Parmi les exposants aussi, des concepteurs de tracteurs, d’engins immenses comme Pellenc, Mac Cormick ou Lamborghini. L’écurie transalpine ne fabrique pas que des bolides filant à 350km/h avec son V 12 atmosphérique.
Une conférence dans l’Espace de Masterclass animée par François Bérud et Nathalie Portet de la Chambre d’Agriculture sur le thème : les variétés résistantes aux maladies de la vigne, « Il serait préférable de dire plutôt ‘tolérantes aux maladies fongiques’ précise-t-il. Ces cépages qui s’appellent Floréal, Vidoc, Prior, Carbon, ils demandent du temps long pour castrer la grappe, pour polliniser les pépins avec un pinceau, pour comparer, croiser, tester, sélectionner, ce que nous faisons dans le Vignoble Expérimental de Piolenc. Cela peut prendre 10 à 15 ans ».
Un peu plus loin, place à « Gautier Semences » basée à Eyragues, une entreprise familiale née en 1952 et aujourd’hui installée dans un bâtiment flambant-neuf et fonctionnel en forme de serre, avec plus de 1500 m2 de laboratoires de recherche et bureaux. Gautier Semences qui va recevoir l’un des Prix de l’Innovation 2024 de Med’Agri 2024 pour une « Gamme de courgettes parthénocarpiques ». Ce qui, en mots simples, signifie que ces légumes se forment sans pollinisation des fleurs femelles. En plus, le rendement est élevé et le légume résiste bien à l’oïdium.

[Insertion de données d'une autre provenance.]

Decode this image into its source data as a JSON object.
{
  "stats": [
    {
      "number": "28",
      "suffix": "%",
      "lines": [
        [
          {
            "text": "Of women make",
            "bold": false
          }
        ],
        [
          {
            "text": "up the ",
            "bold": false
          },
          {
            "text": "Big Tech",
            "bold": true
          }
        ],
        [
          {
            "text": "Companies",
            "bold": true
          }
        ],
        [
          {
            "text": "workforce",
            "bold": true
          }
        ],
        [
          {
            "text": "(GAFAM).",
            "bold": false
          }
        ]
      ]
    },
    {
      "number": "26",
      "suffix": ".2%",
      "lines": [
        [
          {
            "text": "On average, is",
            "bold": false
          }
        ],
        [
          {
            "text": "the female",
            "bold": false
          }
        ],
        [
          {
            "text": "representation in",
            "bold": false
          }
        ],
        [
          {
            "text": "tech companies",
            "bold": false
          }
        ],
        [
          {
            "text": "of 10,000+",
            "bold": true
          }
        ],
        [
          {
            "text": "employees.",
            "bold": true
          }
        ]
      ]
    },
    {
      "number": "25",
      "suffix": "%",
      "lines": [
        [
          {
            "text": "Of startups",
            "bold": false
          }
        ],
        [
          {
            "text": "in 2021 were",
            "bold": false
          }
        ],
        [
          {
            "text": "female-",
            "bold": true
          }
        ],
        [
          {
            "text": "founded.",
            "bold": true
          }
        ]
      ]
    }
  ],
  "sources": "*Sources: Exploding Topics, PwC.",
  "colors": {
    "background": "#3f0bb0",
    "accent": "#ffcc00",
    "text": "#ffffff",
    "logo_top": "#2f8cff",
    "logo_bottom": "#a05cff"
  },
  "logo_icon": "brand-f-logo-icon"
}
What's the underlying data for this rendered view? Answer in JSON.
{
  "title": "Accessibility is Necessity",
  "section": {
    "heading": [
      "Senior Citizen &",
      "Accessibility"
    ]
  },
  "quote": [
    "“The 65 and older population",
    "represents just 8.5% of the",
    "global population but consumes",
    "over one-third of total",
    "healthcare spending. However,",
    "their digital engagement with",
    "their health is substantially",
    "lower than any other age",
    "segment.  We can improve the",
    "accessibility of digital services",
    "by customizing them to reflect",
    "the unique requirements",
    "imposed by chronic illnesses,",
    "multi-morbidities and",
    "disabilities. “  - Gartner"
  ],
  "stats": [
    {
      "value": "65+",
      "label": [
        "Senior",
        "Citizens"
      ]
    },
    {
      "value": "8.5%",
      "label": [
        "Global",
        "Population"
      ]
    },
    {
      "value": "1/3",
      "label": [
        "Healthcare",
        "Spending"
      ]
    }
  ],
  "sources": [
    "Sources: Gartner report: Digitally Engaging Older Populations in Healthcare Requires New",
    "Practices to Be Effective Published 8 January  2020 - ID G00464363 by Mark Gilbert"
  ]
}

A la fin de la visite, entre les travées des différents halls de Châteaublanc qui vont recevoir plus de 15 000 visiteurs pour cette 4ème édition, on tombe sur le président de la Chambre Régionale d’Agriculture affairé. André Bernard en grande discussion avec les services de la Préfecture de Vaucluse, pour caler la visite de la ministre de l’agriculture, Annie Genevard, jeudi matin à Châteaublanc. Le circuit qu’elle fera dans le Salon, les représentants des filières et des syndicats agricoles qu’elle rencontrera pour prendre le pouls d’un monde en crise depuis des mois, sans qu’une réponse précise n’ait été apportée par l’Etat à toutes ses préoccupations, dans un secteur où, tous les deux jours, un paysans se donne la mort.